Le Tribunal supérieur de Bogotá acquitte Álvaro Uribe du délit de corruption

Le Tribunal supérieur de Bogotá acquitte Álvaro Uribe du délit de corruption

Le Tribunal supérieur de Bogotá a acquitté mardi l'ancien président Álvaro Uribe (2002-2010) en deuxième instance du délit de corruption dans le cadre d'une procédure pénale, dans sa décision sur l'appel présenté par sa défense contre une peine de douze ans de prison qui lui a été infligée en août dans une procédure qui inclut également le délit de fraude procédurale.

« Il n'a pas été prouvé, directement ou indirectement, qu'Álvaro Uribe ait été l'instigateur du délit de corruption dans le cadre d'une procédure pénale (…) c'est pourquoi la Chambre annulera la peine imposée à Álvaro Uribe Vélez en tant que facteur déterminant du délit de corruption dans le cadre d'une procédure pénale », a commenté le juge Manuel Antonio Merchán en lisant le jugement.

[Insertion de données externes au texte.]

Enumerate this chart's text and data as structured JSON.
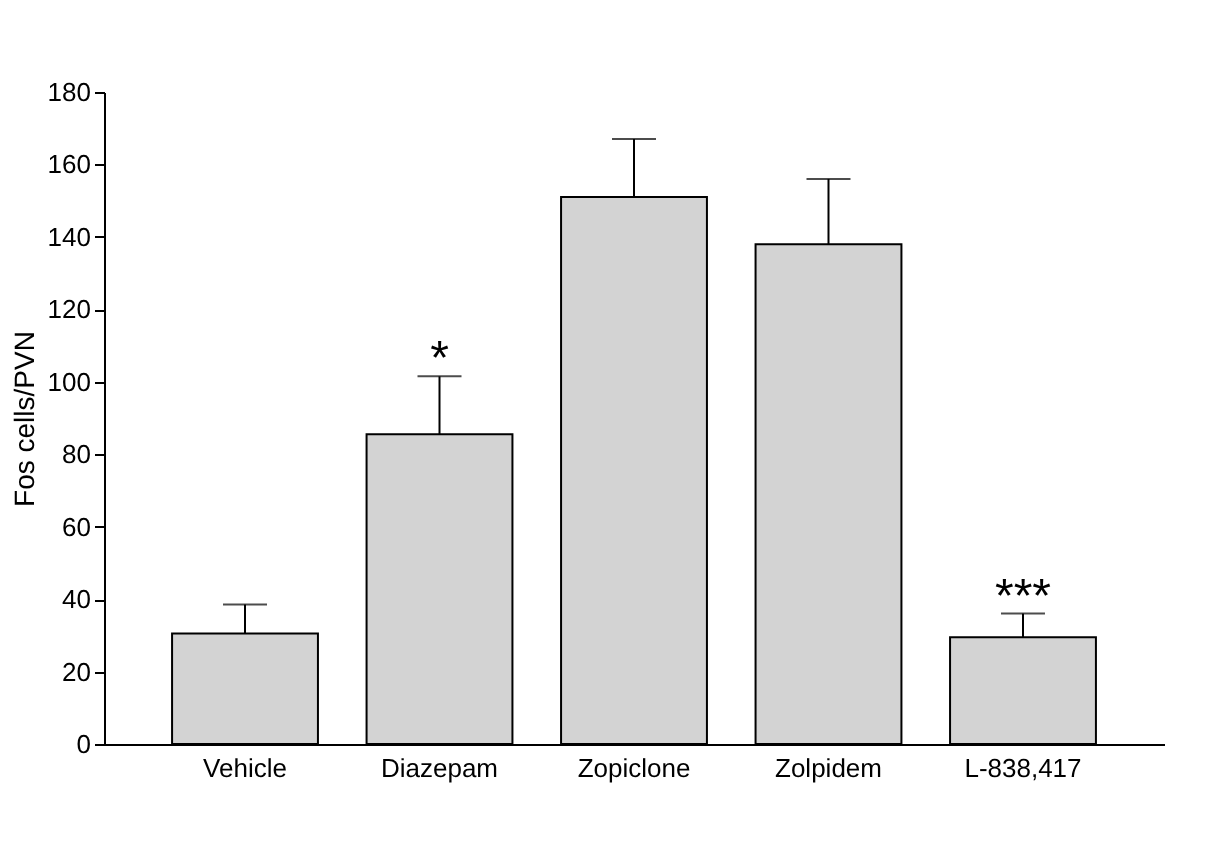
{
  "chart_data": {
    "type": "bar",
    "ylabel": "Fos cells/PVN",
    "categories": [
      "Vehicle",
      "Diazepam",
      "Zopiclone",
      "Zolpidem",
      "L-838,417"
    ],
    "values": [
      30.5,
      85.5,
      151,
      138,
      29.5
    ],
    "errors": [
      [
        30.5,
        38.5
      ],
      [
        85.5,
        101.5
      ],
      [
        151,
        167
      ],
      [
        138,
        156
      ],
      [
        29.5,
        36
      ]
    ],
    "color": "#d3d3d3",
    "ylim": [
      0,
      180
    ],
    "yticks": [
      0,
      20,
      40,
      60,
      80,
      100,
      120,
      140,
      160,
      180
    ],
    "grid": false,
    "annotations": [
      {
        "text": "*",
        "x": "Diazepam",
        "y": 101.5
      },
      {
        "text": "***",
        "x": "L-838,417",
        "y": 36
      }
    ]
  }
}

L'acquittement intervient dans le cas de pressions présumées exercées sur Carlos Enrique Vélez, Eurídice Cortés et l'ancien paramilitaire Juan Guillermo Monsalve, emprisonné et considéré comme un témoin clé.

Monsalve a accusé Uribe d'avoir favorisé la création du bloc métropolitain des Forces unies d'autodéfense de Colombie (AUC) et a assuré que Diego Cadena, avocat de l'ancien président, avait fait pression sur lui en prison pour qu'il rétracte ses propos contre l'ancien président dans l'affaire qui l'oppose au sénateur de gauche Iván Cepeda.

Après avoir analysé les témoignages de Monsalve, le Tribunal Supérieur de Bogotá a conclu que « le jugement de première instance a entraîné des erreurs méthodologiques, des erreurs d'interprétation et une évaluation biaisée des preuves, en construisant des inférences sur leur organisation fonctionnelle et une fraude sans support objectif ».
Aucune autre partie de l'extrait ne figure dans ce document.